Advertisement
Advertisement
Wang Xiangwei
SCMP Columnist
China Briefing
by Wang Xiangwei
China Briefing
by Wang Xiangwei

Do China’s leaders care about what foreigners say about the country?

  • Yes and no. China still craves international endorsement, but believes it is no longer the humble apprentice who used to learn from the masters in the West
  • Rather than try to change the English-language international media’s echo chamber, Chinese officials are busy constructing an echo chamber of their own

Do China’s leaders still care what foreigners say about the country? Do they get it that Beijing’s aggressive approach to its changing international environment has lost it friends and stoked disapproval in many parts of the world?

Those are typical questions I receive from foreign friends inside and outside China, who genuinely care about the country and worry about what they see as a constant hammering of its reputation, sometimes self-inflicted.
The answer is: yes and no. As mentioned in this space last week, China’s leaders have developed a sophisticated internal reference system to stay informed of the latest developments at home and abroad. At a time when the leadership crows about how today’s China is closer to the centre of the world stage than at any other time in history, they crave international endorsement.
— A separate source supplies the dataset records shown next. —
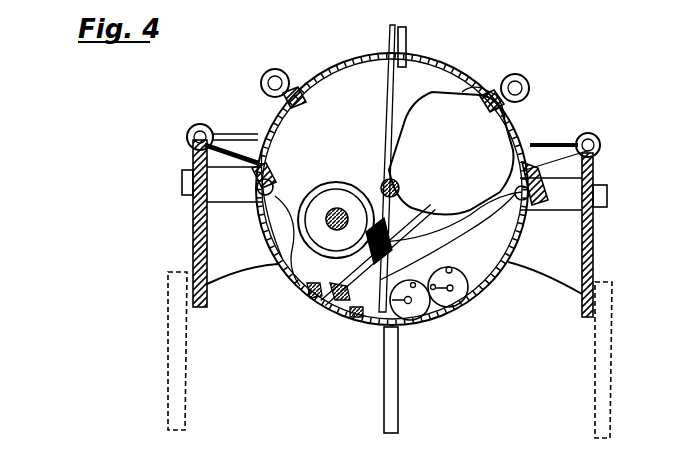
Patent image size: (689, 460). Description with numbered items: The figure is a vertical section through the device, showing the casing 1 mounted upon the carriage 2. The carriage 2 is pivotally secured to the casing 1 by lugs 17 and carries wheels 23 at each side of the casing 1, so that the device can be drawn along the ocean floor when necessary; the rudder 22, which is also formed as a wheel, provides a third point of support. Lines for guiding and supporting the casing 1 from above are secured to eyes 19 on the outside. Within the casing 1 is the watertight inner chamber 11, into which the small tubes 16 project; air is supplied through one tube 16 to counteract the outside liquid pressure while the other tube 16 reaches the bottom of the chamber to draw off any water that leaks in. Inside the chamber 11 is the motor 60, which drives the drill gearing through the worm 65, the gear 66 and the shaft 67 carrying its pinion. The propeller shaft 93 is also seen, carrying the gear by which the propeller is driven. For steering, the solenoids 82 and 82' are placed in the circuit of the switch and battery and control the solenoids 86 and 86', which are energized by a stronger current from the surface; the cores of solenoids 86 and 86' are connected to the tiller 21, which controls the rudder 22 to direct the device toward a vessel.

The casing 1 is at (473, 78).
The carriage 2 is at (192, 226).
The inner chamber 11 is at (391, 196).
The small tubes 16 is at (392, 31).
The lugs 17 is at (189, 182).
The eyes 19 is at (284, 72).
The tiller 21 is at (545, 146).
The rudder 22 is at (396, 386).
The wheels 23 is at (170, 336).
The motor 60 is at (451, 150).
The worm 65 is at (390, 250).
The gear 66 is at (337, 184).
The shaft 67 is at (333, 228).
The solenoid 82 is at (492, 180).
The solenoid 82' is at (273, 166).
The solenoid 86 is at (584, 130).
The solenoid 86' is at (222, 130).
The shaft 93 is at (394, 180).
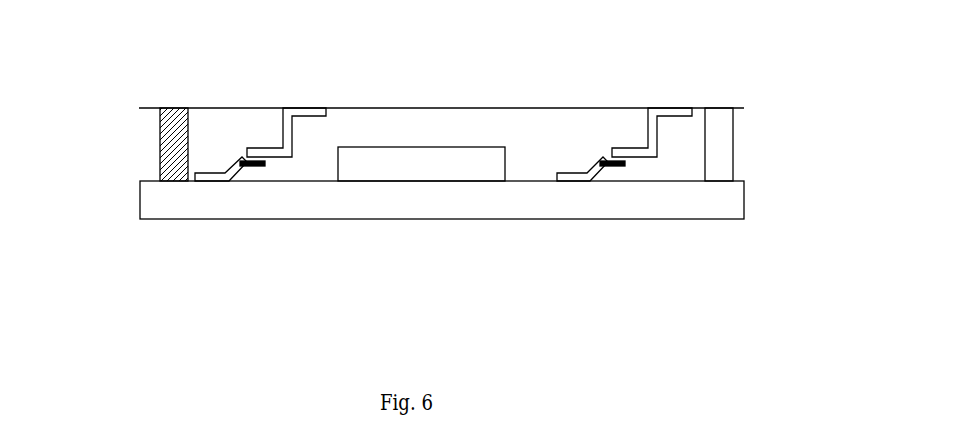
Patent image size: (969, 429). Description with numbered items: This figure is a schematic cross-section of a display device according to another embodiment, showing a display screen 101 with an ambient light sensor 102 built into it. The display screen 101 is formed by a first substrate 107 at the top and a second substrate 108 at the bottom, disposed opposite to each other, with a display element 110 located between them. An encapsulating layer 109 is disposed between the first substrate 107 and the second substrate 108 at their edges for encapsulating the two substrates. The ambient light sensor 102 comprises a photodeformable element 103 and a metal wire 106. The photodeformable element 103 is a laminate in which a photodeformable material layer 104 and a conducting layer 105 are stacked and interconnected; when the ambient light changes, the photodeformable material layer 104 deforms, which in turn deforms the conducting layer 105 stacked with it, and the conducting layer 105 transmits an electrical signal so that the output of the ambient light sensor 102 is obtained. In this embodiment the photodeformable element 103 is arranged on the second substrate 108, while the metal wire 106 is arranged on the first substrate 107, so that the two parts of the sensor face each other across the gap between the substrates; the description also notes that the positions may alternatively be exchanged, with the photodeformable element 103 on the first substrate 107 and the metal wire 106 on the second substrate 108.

Every time China announces a major policy or holds a key political event, the state media busies itself reaching out to foreign officials and analysts to sing praises even though the pool of commentators appears small, often from Russia, Pakistan, South Africa, and Cuba.
Chinese President Xi Jinping. Photo: Xinhua
In June, President Xi Jinping publicly urged senior officials to craft a “credible, lovable and respectable” image for the country, a line he repeated at a major conference of writers and artists in Beijing on Tuesday.
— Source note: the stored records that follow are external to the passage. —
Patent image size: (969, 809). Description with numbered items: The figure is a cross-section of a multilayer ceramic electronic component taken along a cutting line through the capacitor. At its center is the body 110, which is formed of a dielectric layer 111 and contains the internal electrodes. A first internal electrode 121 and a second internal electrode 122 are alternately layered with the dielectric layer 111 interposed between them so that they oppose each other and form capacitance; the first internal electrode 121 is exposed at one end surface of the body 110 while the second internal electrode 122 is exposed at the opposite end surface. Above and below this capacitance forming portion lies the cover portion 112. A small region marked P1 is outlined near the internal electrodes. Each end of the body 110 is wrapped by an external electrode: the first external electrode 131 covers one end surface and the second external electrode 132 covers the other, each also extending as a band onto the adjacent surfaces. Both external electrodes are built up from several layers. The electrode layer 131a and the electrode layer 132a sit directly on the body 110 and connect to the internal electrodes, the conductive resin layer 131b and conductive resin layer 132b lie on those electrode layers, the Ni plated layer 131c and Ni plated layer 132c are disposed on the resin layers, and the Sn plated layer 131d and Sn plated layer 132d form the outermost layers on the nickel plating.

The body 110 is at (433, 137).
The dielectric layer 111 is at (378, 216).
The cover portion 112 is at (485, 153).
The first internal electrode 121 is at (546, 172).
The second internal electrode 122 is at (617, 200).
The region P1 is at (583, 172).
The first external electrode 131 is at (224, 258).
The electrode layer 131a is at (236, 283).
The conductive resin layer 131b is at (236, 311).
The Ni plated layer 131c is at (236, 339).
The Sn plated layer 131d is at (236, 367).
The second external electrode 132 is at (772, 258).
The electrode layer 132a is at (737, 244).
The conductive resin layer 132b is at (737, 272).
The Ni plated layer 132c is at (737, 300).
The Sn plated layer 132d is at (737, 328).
But that is not how people outside the country feel. China’s wolf warrior diplomats respond aggressively to foreign government officials or individuals who challenge Beijing’s narratives on sensitive issues; the state media pushes back strongly against critical reports in the overseas media and labels them as anti-China; the nationalistic online warriors within China go after anyone who tries to present views different from the official line as unpatriotic or appeasing to the West.

The fight is nowhere more intense than in China’s open confrontation with the United States over ideology and values. When US President Joe Biden convened a virtual Summit for Democracy this month, Beijing released a series of documents in an attempt to show that China is more democratic than America.

How China’s leaders stay in touch with reality

Put simply, China gives an impression that it brooks no criticism from anyone, constructive or otherwise.

There are a myriad of reasons behind China’s momentous shift in its approach and rhetoric to its foreign relationships. One important one is that China believes it is no longer the humble apprentice who used to learn from the masters in the West.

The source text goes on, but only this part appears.